Autonomous LLM-Guided Disease Prediction System: Real-Time Matching and Surpassing CDC Expert-Ensembled Models

This article introduces an autonomous disease prediction system using large language model (LLM)-guided tree search. The system underwent prospective real-time evaluation during the 2025-2026 U.S. respiratory infectious disease season, autonomously discovering prediction models for influenza, COVID-19, and RSV. Its ensemble results match or surpass the gold standard manually curated by the CDC, breaking through the labor bottleneck of traditional infectious disease prediction.

Probabilistic prediction of infectious diseases is crucial for public health decisions (e.g., resource allocation, vaccine planning). However, traditional methods rely on labor-intensive expert model curation: manual model development requires collaboration across multiple teams, has long iterative optimization cycles, and poor scalability (difficult to quickly respond to new pathogens or fine-grained regional predictions).

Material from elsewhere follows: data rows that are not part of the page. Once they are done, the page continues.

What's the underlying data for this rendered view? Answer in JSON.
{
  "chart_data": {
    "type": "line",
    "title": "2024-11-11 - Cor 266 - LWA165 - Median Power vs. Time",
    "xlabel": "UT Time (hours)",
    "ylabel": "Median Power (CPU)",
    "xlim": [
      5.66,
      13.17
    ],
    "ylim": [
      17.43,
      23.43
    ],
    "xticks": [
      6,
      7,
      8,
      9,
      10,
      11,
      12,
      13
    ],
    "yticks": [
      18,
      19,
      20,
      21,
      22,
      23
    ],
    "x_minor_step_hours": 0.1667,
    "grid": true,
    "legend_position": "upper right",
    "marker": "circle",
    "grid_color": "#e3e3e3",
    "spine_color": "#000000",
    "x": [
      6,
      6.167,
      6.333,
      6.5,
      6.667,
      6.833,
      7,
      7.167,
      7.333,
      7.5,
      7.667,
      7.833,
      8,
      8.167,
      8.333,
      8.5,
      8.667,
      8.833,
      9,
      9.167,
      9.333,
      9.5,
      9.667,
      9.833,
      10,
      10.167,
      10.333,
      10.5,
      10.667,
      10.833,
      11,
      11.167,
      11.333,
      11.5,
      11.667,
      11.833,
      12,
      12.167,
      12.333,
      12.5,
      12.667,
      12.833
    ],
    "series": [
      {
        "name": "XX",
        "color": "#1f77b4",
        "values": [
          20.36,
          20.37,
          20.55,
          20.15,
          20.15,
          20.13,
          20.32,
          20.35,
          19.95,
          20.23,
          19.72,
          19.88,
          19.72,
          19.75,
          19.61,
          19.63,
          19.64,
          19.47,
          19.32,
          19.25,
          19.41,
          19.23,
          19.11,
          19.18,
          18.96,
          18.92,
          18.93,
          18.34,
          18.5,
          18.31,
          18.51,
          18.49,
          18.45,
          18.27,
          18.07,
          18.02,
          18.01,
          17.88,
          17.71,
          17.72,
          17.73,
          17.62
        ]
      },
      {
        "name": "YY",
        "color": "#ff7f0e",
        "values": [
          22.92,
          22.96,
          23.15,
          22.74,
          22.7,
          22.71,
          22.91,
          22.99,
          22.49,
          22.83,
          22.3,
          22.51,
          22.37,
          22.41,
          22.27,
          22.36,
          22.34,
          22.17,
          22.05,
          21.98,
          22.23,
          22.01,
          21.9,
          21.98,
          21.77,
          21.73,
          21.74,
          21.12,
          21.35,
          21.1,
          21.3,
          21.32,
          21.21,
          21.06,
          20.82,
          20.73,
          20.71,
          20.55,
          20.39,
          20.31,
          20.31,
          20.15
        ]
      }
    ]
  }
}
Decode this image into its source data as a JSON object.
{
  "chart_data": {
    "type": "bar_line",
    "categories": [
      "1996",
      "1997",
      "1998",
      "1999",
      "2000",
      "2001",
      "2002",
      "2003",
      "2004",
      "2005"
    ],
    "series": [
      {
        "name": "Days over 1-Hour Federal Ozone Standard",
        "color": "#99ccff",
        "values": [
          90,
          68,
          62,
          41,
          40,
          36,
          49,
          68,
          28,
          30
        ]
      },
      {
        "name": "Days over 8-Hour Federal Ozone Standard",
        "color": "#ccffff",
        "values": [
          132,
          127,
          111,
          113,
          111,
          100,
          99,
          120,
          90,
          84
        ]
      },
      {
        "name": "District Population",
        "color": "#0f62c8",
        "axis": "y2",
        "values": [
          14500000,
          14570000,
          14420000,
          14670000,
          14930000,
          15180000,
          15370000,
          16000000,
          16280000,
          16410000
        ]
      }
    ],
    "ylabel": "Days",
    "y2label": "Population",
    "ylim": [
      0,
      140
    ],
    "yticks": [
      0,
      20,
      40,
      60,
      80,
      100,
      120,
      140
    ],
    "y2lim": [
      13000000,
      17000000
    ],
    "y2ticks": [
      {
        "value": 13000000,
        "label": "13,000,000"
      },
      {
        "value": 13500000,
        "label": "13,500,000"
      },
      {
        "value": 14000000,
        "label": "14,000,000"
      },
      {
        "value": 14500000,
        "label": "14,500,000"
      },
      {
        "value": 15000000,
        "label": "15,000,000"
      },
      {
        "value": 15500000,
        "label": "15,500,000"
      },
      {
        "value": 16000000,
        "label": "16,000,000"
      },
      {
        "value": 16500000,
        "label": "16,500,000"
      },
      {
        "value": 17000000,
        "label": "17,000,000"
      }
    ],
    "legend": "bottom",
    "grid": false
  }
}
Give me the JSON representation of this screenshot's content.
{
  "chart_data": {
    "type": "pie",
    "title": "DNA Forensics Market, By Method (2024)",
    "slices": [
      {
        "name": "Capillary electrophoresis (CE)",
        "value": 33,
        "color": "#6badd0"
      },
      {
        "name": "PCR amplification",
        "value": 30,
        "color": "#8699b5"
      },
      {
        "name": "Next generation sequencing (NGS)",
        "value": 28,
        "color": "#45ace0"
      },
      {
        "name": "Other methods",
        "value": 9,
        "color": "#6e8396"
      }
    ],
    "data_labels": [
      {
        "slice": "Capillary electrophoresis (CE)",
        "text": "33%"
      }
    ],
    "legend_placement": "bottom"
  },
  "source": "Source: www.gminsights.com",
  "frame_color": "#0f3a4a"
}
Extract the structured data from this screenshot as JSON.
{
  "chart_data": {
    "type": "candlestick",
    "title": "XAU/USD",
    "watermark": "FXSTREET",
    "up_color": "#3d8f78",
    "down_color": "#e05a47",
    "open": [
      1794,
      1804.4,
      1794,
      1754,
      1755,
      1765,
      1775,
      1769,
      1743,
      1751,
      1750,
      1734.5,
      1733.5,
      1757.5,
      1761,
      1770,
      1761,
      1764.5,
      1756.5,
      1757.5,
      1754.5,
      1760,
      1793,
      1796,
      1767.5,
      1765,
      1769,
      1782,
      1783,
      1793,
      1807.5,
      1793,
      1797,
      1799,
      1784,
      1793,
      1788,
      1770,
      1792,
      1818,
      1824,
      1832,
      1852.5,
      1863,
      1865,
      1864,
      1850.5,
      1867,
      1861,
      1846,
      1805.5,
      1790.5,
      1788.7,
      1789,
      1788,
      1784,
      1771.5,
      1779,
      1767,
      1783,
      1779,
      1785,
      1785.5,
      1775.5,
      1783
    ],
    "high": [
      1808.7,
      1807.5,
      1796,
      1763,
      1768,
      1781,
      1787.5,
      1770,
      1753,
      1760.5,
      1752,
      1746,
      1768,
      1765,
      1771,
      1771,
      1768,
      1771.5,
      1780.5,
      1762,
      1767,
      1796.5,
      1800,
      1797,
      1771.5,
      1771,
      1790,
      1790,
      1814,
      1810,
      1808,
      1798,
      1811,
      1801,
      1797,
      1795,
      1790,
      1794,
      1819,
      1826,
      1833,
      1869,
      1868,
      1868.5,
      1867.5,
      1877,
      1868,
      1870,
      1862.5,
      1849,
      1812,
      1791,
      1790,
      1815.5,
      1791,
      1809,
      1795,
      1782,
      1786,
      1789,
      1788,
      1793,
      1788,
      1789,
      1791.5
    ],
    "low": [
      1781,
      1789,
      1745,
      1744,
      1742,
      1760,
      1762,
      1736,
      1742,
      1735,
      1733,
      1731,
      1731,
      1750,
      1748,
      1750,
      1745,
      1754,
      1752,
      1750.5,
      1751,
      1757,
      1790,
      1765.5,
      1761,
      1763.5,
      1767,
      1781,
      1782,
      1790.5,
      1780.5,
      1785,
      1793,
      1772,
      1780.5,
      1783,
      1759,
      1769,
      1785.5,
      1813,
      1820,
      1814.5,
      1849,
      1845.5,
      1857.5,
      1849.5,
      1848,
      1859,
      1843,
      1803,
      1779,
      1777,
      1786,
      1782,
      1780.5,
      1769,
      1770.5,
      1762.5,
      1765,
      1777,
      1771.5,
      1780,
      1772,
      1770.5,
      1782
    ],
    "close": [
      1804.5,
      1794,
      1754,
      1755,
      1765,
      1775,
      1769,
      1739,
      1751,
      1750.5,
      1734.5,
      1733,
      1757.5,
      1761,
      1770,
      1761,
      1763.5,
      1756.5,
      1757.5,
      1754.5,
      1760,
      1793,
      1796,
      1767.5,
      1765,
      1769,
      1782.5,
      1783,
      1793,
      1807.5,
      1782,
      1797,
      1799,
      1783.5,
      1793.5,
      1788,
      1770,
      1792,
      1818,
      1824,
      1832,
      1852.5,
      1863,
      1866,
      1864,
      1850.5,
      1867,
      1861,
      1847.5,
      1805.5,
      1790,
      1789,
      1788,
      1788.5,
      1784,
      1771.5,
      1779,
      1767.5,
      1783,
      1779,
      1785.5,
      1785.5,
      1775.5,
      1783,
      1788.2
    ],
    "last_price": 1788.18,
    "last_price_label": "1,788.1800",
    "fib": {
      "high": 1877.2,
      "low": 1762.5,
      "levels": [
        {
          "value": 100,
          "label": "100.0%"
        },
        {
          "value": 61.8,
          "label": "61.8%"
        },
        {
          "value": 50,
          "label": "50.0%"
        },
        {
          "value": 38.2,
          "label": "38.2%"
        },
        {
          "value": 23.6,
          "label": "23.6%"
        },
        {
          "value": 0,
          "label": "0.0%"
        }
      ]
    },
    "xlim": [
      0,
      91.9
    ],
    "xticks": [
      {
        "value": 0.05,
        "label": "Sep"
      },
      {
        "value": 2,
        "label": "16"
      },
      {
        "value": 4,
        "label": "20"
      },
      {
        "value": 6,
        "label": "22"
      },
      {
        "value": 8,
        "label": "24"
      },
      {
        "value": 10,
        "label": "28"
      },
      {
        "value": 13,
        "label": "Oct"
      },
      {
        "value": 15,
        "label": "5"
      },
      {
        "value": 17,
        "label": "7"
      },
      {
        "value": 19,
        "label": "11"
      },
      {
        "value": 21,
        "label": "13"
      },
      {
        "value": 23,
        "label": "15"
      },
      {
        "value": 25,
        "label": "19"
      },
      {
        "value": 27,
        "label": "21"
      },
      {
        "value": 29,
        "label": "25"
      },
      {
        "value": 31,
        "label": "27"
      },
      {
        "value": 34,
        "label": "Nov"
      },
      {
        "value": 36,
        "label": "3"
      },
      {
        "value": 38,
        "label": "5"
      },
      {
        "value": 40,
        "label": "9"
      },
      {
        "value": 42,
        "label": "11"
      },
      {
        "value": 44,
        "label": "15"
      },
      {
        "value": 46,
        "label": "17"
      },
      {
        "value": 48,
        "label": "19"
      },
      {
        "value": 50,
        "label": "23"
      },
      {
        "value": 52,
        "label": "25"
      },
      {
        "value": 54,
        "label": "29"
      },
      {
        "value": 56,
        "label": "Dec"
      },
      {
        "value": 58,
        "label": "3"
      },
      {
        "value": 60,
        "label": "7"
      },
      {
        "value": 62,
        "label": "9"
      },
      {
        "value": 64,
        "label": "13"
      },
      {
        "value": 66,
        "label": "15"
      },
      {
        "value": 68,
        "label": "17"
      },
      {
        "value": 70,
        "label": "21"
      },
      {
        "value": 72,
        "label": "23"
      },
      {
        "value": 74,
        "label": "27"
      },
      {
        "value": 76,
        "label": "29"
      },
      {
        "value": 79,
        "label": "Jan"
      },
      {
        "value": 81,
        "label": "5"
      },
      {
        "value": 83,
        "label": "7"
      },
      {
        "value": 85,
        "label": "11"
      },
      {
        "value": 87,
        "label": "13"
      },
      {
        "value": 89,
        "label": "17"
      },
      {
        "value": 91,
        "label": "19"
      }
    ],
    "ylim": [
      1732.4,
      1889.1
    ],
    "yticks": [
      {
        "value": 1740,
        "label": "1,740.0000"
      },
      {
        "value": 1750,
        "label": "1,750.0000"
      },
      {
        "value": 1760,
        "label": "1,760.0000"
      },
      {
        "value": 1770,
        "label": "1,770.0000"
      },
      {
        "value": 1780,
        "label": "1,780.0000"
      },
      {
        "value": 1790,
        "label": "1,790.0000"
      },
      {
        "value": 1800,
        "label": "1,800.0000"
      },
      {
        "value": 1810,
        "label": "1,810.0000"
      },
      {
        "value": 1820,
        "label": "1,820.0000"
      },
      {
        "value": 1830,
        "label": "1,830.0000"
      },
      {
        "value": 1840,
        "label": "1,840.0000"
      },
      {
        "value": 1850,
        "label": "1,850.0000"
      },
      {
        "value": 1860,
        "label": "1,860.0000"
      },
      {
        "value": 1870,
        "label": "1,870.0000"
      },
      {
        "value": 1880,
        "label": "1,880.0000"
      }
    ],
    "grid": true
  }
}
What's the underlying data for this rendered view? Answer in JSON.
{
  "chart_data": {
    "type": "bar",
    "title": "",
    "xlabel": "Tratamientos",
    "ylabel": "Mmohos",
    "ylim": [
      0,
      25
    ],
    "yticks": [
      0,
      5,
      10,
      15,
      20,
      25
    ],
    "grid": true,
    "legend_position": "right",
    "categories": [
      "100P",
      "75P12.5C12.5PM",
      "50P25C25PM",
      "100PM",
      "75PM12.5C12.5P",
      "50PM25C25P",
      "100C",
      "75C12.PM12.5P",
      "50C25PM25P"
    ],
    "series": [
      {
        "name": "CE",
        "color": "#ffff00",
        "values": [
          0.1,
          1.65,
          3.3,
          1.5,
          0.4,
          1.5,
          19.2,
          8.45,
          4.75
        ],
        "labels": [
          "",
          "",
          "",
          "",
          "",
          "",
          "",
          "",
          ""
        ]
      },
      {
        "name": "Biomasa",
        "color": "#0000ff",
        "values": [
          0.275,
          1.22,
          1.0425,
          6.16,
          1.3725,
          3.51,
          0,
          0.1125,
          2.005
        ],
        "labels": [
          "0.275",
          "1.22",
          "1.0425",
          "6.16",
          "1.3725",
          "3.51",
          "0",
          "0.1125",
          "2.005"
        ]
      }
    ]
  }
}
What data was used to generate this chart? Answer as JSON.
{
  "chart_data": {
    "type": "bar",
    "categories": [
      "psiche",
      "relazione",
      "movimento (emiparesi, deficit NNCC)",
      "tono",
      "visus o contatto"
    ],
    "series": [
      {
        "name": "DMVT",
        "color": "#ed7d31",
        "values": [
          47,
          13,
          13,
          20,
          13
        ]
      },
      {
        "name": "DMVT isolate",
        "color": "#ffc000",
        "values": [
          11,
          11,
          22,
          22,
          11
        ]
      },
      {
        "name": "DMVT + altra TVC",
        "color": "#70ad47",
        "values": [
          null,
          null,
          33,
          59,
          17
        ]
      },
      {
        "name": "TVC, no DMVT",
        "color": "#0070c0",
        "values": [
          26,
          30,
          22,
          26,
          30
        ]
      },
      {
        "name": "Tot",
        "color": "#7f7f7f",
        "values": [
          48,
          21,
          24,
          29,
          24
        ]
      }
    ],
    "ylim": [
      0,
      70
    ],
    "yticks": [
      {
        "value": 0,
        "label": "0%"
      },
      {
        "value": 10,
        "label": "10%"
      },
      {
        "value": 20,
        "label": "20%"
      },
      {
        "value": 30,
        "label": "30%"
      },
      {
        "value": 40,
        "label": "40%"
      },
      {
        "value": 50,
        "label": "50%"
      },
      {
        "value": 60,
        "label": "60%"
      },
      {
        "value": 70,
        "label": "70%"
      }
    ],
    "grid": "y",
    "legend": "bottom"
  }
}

The core architecture of the system consists of three parts: 1. LLM-guided code generation (exploring model architectures, generating executable code, translating epidemiological theories); 2. Tree search optimization (Monte Carlo Tree Search explores the code space and expands based on performance feedback); 3. Automatic judge mechanism (checking theoretical consistency, structural fidelity, and interpretability). The system can autonomously discover diverse models such as mechanistic models, statistical models, machine learning methods, and hybrid approaches.

Evaluation setup: During the 2025-2026 U.S. respiratory season, predicting the number of influenza, COVID-19, and RSV cases for the next 1-4 weeks, with real-time predictions generated weekly. Core results: The system's ensemble model consistently matches or surpasses the gold standard of CDC expert ensembles, and in cold-start scenarios with scarce RSV data, it maintains competitiveness through transfer learning and adjusting model complexity.

Ablation experiments validate key designs: 1. Log-scale distance metrics can prevent reward hacking (avoiding model fitting to extreme values); 2. The automatic judge mechanism ensures generated models comply with epidemiological principles, avoiding black-box models that perform well statistically but are scientifically unreasonable.

Research implications: 1. Integration of automation and specialization (LLM explores model space + expert knowledge encoded into the judge mechanism); 2. Breaking through scalability bottlenecks (rapid deployment to new regions/pathogens, supporting fine-grained predictions); 3. Transparency and interpretability (generated code is readable, has clear theoretical support, and provides uncertainty quantification).

Limitations: High computational cost, dependence on data quality, unproven generalization ability for extreme events, and ethical considerations. Future directions: Developing efficient search algorithms, integrating multi-modal data, establishing real-time feedback mechanisms, and optimizing human-machine collaboration interfaces. Conclusion: This system marks the transition of infectious disease prediction from manual development to automated intelligent systems, and AI will play an important role in the field of public health.